= Next Magazine (Santa Monica) =

Next Magazine was an American music trade publication, distributed to record labels, radio stations, retail outlets, and artist management. Its hybrid content primarily addressed new music releases, technology and the business of music including the issue of payola, its ramifications and possible enforcement actions by the Federal Communications Commission (FCC).

==History==
Next produced two weekly newsletters: Next At Retail which carried news stories and new music release dates between magazines, and Next Flash, which covered unsigned artists and A&R News. Next Flash was acquired in a buyout and the name changed from Gordon’s Flash. Next also provided a number of direct mail services for the music industry.

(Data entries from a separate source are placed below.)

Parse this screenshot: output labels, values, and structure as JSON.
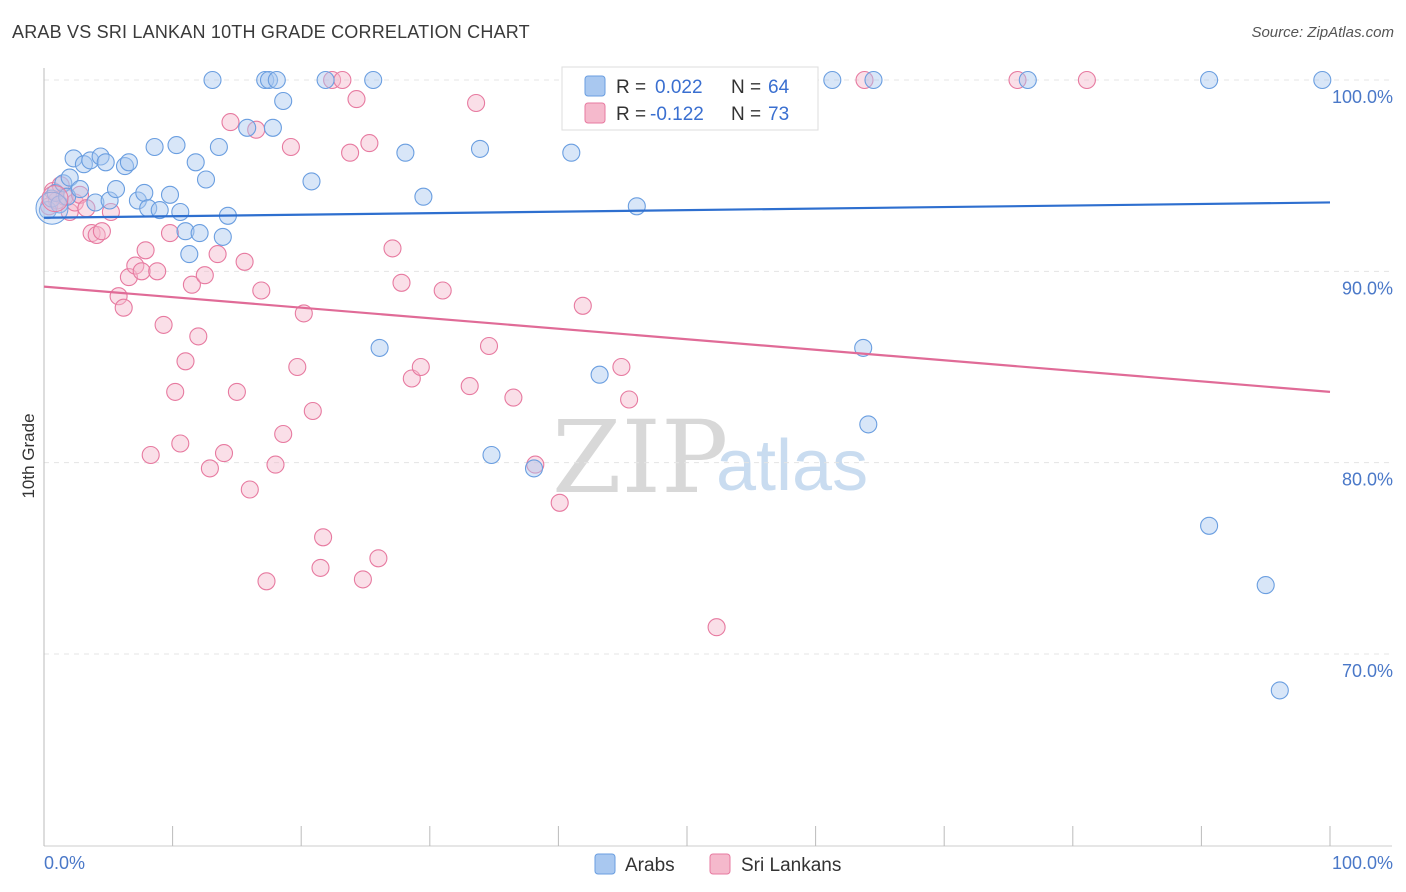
{
  "header": {
    "title": "ARAB VS SRI LANKAN 10TH GRADE CORRELATION CHART",
    "source": "Source: ZipAtlas.com"
  },
  "legend_box": {
    "rows": [
      {
        "r_label": "R =",
        "r_value": "0.022",
        "n_label": "N =",
        "n_value": "64",
        "color": "#a9c8f0"
      },
      {
        "r_label": "R =",
        "r_value": "-0.122",
        "n_label": "N =",
        "n_value": "73",
        "color": "#f5b9cc"
      }
    ]
  },
  "bottom_legend": {
    "items": [
      {
        "label": "Arabs",
        "color": "#a9c8f0"
      },
      {
        "label": "Sri Lankans",
        "color": "#f5b9cc"
      }
    ]
  },
  "watermark": {
    "zip": "ZIP",
    "atlas": "atlas"
  },
  "chart_data": {
    "type": "scatter",
    "title": "ARAB VS SRI LANKAN 10TH GRADE CORRELATION CHART",
    "ylabel": "10th Grade",
    "xlabel": "",
    "xlim": [
      0,
      100
    ],
    "ylim": [
      60,
      103.5
    ],
    "x_tick_labels": [
      "0.0%",
      "100.0%"
    ],
    "y_ticks": [
      {
        "value": 100,
        "label": "100.0%"
      },
      {
        "value": 90,
        "label": "90.0%"
      },
      {
        "value": 80,
        "label": "80.0%"
      },
      {
        "value": 70,
        "label": "70.0%"
      }
    ],
    "grid": true,
    "legend_position": "top-center",
    "series": [
      {
        "name": "Arabs",
        "color": "#6a9ee0",
        "fill": "#a9c8f0",
        "r": 0.022,
        "n": 64,
        "trend": {
          "x": [
            0,
            100
          ],
          "y": [
            92.8,
            93.6
          ]
        },
        "points": [
          [
            0.3,
            93.2
          ],
          [
            0.6,
            93.8
          ],
          [
            0.9,
            94.1
          ],
          [
            1.2,
            93.5
          ],
          [
            1.5,
            94.6
          ],
          [
            1.8,
            93.9
          ],
          [
            2.0,
            94.9
          ],
          [
            2.3,
            95.9
          ],
          [
            2.8,
            94.3
          ],
          [
            3.1,
            95.6
          ],
          [
            3.6,
            95.8
          ],
          [
            4.0,
            93.6
          ],
          [
            4.4,
            96.0
          ],
          [
            4.8,
            95.7
          ],
          [
            5.1,
            93.7
          ],
          [
            5.6,
            94.3
          ],
          [
            6.3,
            95.5
          ],
          [
            6.6,
            95.7
          ],
          [
            7.3,
            93.7
          ],
          [
            7.8,
            94.1
          ],
          [
            8.1,
            93.3
          ],
          [
            8.6,
            96.5
          ],
          [
            9.0,
            93.2
          ],
          [
            9.8,
            94.0
          ],
          [
            10.3,
            96.6
          ],
          [
            10.6,
            93.1
          ],
          [
            11.0,
            92.1
          ],
          [
            11.3,
            90.9
          ],
          [
            11.8,
            95.7
          ],
          [
            12.1,
            92.0
          ],
          [
            12.6,
            94.8
          ],
          [
            13.1,
            100.0
          ],
          [
            13.6,
            96.5
          ],
          [
            13.9,
            91.8
          ],
          [
            14.3,
            92.9
          ],
          [
            15.8,
            97.5
          ],
          [
            17.2,
            100.0
          ],
          [
            17.5,
            100.0
          ],
          [
            17.8,
            97.5
          ],
          [
            18.1,
            100.0
          ],
          [
            18.6,
            98.9
          ],
          [
            20.8,
            94.7
          ],
          [
            21.9,
            100.0
          ],
          [
            25.6,
            100.0
          ],
          [
            26.1,
            86.0
          ],
          [
            28.1,
            96.2
          ],
          [
            29.5,
            93.9
          ],
          [
            33.9,
            96.4
          ],
          [
            34.8,
            80.4
          ],
          [
            38.1,
            79.7
          ],
          [
            41.0,
            96.2
          ],
          [
            43.2,
            84.6
          ],
          [
            46.1,
            93.4
          ],
          [
            47.2,
            100.0
          ],
          [
            61.3,
            100.0
          ],
          [
            63.7,
            86.0
          ],
          [
            64.1,
            82.0
          ],
          [
            64.5,
            100.0
          ],
          [
            76.5,
            100.0
          ],
          [
            90.6,
            100.0
          ],
          [
            90.6,
            76.7
          ],
          [
            95.0,
            73.6
          ],
          [
            96.1,
            68.1
          ],
          [
            99.4,
            100.0
          ]
        ]
      },
      {
        "name": "Sri Lankans",
        "color": "#e77aa0",
        "fill": "#f5b9cc",
        "r": -0.122,
        "n": 73,
        "trend": {
          "x": [
            0,
            100
          ],
          "y": [
            89.2,
            83.7
          ]
        },
        "points": [
          [
            0.4,
            93.4
          ],
          [
            0.7,
            94.2
          ],
          [
            1.0,
            93.7
          ],
          [
            1.3,
            94.5
          ],
          [
            1.6,
            93.9
          ],
          [
            2.0,
            93.1
          ],
          [
            2.4,
            93.6
          ],
          [
            2.8,
            94.0
          ],
          [
            3.3,
            93.3
          ],
          [
            3.7,
            92.0
          ],
          [
            4.1,
            91.9
          ],
          [
            4.5,
            92.1
          ],
          [
            5.2,
            93.1
          ],
          [
            5.8,
            88.7
          ],
          [
            6.2,
            88.1
          ],
          [
            6.6,
            89.7
          ],
          [
            7.1,
            90.3
          ],
          [
            7.6,
            90.0
          ],
          [
            7.9,
            91.1
          ],
          [
            8.3,
            80.4
          ],
          [
            8.8,
            90.0
          ],
          [
            9.3,
            87.2
          ],
          [
            9.8,
            92.0
          ],
          [
            10.2,
            83.7
          ],
          [
            10.6,
            81.0
          ],
          [
            11.0,
            85.3
          ],
          [
            11.5,
            89.3
          ],
          [
            12.0,
            86.6
          ],
          [
            12.5,
            89.8
          ],
          [
            12.9,
            79.7
          ],
          [
            13.5,
            90.9
          ],
          [
            14.0,
            80.5
          ],
          [
            14.5,
            97.8
          ],
          [
            15.0,
            83.7
          ],
          [
            15.6,
            90.5
          ],
          [
            16.0,
            78.6
          ],
          [
            16.5,
            97.4
          ],
          [
            16.9,
            89.0
          ],
          [
            17.3,
            73.8
          ],
          [
            18.0,
            79.9
          ],
          [
            18.6,
            81.5
          ],
          [
            19.2,
            96.5
          ],
          [
            19.7,
            85.0
          ],
          [
            20.2,
            87.8
          ],
          [
            20.9,
            82.7
          ],
          [
            21.5,
            74.5
          ],
          [
            21.7,
            76.1
          ],
          [
            22.4,
            100.0
          ],
          [
            23.2,
            100.0
          ],
          [
            23.8,
            96.2
          ],
          [
            24.3,
            99.0
          ],
          [
            24.8,
            73.9
          ],
          [
            25.3,
            96.7
          ],
          [
            26.0,
            75.0
          ],
          [
            27.1,
            91.2
          ],
          [
            27.8,
            89.4
          ],
          [
            28.6,
            84.4
          ],
          [
            29.3,
            85.0
          ],
          [
            31.0,
            89.0
          ],
          [
            33.1,
            84.0
          ],
          [
            33.6,
            98.8
          ],
          [
            34.6,
            86.1
          ],
          [
            36.5,
            83.4
          ],
          [
            38.2,
            79.9
          ],
          [
            40.1,
            77.9
          ],
          [
            41.9,
            88.2
          ],
          [
            44.9,
            85.0
          ],
          [
            45.5,
            83.3
          ],
          [
            48.8,
            100.0
          ],
          [
            52.3,
            71.4
          ],
          [
            63.8,
            100.0
          ],
          [
            75.7,
            100.0
          ],
          [
            81.1,
            100.0
          ]
        ]
      }
    ]
  }
}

n. design was Next’s in-house ad agency and was responsible for music and film CD/DVD packaging and designs, including the soundtrack for the film The Crow: City of Angels.

In May 1998, the magazine's Wilshire Boulevard offices were the focus of a four-page feature in Interior Design magazine. Nexts offices occupied half of the top floor of a Santa Monica art deco building, designed by the firm Frank + Frisch. It was designed to provide every office with an ocean facing view.

Next magazine and its associated properties were founded by Bryan Boyd and John Van Citters. Boyd and also Van Citters created Virtuallyalternative which, along with The Album Network, Network 40 and Urban Network, was later acquired by Clear Channel Communications in a cash deal valued at over $75 million.

Next magazine’s design and imaging was created by Grammy nominated designers Todd Gallopo and Tim Stedman, then extended by art director and creative director Chris Jones.

It was the first music trade magazine with radio monitors including ids, drops, commercials, and jock rap; the first to address politics and its role in pop culture and broadcasting; the first to cover the role China plays in copyright and intellectual property theft, and the first to include lifestyle editorial in every issue, including book reviews and city travel coverage

Cover stories for Next included Screaming Trees, Soundgarden, Tori Amos, Stone Temple Pilots, Iggy Pop, Alice in Chains, Sebadoh, Social Distortion, Bob Mould, and Midnight Oil.